In this project, your task is to identify major customer segments on a transnational data set which contains all the transactions occurring between 01/12/2010 and 09/12/2011 for a UK-based and registered non-store online retail.The company mainly sells unique all-occasion gifts. Many customers of the company are wholesalers.
- Targeted Marketing: By segmenting customers based on their behavior, interests and demographics, businesses can tailor their marketing campaigns and promotions to specific groups, resulting in higher response rates and conversions.
- Cross-selling and Upselling: Customer segmentation can help businesses identify customers who are likely to purchase complementary or premium products, and target them with personalized recommendations.
- Customer Retention: By understanding customer behavior and preferences, businesses can design and implement strategies to reduce churn and increase customer loyalty.
- Personalized Customer Experience: Segmentation can help businesses understand customer needs and tailor their offerings, such as product recommendations, customer service, and overall experience, to meet those needs.
- Improved Customer Insights: Customer segmentation provides valuable insights into customer behavior and preferences, which can inform future business decisions and strategies.
- Optimization of Resource Allocation: By prioritizing and focusing resources on high-value customer segments, businesses can optimize their marketing and sales efforts, reduce costs, and increase ROI.
- Implemented libraries such as pandas, numpy,matpplotlib,seaborn,Scikit-learn
- Got the descriptive information of the data.
- checked for null values if any
- Checked for Outliers and duplicated values if any.
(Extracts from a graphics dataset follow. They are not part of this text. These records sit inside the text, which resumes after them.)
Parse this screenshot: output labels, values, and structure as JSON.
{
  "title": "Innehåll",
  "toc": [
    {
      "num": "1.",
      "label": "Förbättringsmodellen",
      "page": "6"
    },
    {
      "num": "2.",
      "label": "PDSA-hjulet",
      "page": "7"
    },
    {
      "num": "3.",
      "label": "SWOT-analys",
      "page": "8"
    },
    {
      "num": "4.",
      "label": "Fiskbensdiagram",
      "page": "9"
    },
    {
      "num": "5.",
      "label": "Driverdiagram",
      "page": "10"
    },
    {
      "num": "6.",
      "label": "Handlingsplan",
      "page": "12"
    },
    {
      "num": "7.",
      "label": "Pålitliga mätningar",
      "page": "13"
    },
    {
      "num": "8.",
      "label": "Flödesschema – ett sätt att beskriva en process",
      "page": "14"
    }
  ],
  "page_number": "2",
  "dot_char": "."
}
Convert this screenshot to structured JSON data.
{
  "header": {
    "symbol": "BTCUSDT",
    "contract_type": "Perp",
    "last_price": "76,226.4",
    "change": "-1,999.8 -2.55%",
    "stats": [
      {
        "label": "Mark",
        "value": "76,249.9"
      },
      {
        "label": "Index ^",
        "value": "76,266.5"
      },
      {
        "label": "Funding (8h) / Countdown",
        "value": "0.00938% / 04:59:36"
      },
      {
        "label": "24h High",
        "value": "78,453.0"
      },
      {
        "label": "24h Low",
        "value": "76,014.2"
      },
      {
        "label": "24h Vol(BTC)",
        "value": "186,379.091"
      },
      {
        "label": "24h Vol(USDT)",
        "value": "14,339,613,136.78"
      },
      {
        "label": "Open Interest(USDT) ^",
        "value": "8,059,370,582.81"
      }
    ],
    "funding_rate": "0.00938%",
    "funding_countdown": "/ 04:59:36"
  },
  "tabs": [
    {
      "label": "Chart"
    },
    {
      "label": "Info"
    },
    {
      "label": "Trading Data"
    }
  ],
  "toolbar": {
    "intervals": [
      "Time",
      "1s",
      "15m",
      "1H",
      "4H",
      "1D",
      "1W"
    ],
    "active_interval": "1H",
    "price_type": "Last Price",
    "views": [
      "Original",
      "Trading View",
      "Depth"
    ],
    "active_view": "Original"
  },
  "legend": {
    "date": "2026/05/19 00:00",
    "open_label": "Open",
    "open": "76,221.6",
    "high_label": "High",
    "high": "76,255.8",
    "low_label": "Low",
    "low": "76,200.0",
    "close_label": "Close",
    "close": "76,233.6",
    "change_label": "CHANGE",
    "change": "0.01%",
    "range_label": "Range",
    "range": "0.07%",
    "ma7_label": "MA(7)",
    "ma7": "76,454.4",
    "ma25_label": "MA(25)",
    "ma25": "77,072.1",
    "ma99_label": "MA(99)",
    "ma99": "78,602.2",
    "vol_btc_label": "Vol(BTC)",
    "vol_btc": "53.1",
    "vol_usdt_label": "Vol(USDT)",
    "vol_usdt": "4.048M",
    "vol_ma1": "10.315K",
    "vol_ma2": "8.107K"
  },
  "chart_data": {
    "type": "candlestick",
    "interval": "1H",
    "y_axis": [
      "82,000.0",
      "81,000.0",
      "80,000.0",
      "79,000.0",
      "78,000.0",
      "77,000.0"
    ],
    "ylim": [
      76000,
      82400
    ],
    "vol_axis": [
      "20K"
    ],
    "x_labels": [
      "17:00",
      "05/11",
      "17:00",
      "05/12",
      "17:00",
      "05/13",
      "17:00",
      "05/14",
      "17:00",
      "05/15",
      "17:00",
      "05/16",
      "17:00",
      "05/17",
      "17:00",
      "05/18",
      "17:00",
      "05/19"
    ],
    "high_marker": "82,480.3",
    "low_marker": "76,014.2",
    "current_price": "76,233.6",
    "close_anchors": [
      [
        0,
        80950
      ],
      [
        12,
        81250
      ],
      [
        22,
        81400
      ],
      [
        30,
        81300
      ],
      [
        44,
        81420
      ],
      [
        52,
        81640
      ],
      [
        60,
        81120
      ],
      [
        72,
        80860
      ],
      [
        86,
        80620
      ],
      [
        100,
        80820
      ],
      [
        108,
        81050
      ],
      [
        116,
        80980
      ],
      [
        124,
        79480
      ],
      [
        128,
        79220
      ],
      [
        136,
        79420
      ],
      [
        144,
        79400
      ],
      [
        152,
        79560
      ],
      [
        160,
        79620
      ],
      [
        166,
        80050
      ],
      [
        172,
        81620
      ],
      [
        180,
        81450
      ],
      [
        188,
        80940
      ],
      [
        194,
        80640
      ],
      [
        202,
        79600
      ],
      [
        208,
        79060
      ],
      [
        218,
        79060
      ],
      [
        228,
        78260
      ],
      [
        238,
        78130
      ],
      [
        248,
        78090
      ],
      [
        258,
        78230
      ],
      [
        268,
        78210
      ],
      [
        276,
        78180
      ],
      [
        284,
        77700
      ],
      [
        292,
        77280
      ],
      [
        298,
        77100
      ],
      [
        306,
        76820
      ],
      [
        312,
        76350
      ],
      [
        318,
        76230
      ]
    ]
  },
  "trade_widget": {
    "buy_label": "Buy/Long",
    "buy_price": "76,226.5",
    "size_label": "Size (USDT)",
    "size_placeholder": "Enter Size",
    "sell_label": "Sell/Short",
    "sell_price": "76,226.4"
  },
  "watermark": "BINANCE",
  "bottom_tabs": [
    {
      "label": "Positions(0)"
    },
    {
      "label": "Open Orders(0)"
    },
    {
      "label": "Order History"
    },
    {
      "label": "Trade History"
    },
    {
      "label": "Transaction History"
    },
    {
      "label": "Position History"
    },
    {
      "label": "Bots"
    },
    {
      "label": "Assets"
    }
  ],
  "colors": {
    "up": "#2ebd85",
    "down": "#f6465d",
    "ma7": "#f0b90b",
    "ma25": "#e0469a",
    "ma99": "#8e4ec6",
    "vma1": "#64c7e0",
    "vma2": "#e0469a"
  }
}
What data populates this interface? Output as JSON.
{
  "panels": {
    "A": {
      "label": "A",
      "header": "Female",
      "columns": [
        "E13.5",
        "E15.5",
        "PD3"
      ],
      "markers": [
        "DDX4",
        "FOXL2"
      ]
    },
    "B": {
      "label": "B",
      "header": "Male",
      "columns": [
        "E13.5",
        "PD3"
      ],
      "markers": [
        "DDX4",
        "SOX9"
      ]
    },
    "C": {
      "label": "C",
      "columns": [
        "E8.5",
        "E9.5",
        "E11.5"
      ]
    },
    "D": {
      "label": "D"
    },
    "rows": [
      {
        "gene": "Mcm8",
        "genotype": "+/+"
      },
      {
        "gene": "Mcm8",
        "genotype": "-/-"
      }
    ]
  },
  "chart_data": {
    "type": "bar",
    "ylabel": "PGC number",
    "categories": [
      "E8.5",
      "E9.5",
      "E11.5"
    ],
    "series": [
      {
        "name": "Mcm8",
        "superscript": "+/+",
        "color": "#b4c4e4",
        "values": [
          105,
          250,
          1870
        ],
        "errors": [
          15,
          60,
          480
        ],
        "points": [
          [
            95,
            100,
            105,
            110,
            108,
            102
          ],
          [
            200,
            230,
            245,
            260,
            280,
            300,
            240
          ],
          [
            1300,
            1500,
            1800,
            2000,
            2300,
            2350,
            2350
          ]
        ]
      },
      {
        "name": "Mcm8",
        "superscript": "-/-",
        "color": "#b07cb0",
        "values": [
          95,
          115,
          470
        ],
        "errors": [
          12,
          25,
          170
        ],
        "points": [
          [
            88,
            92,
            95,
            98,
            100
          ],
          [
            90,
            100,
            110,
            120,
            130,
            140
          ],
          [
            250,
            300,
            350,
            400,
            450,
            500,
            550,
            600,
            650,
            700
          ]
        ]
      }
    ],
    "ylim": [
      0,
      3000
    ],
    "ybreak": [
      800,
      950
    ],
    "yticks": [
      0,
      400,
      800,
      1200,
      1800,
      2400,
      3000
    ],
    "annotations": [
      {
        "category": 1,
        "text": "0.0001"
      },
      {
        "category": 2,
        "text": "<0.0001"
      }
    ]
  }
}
- got rid of rows with null customerID
- got rid of duplicated values
- Dropped the id column since it is of no significance to our model training
- Imputed null values with knn imputer and simple imputer
- treated outliers
- visualized maximum ordering countries.
- Visualized month wise orders
- checked the distribution of Revenue with the help of boxplot.
- Applied RFM analysis which allows you to segment customer by the frequency and the value of purchases and how recent was the purchase.
- labelled customer based on the RFM score range 1-4
- Performed log transforamtion on RFM features to noramalize them.
Model training :
- Used Elbow method, silhouete score, davies bouldin score to come up with optimum value of cluster for K-means
- plotted dendogram baased on agglomerative hierrachical clustering.
- found optimum cluster value to be 2 in both the clustering methods.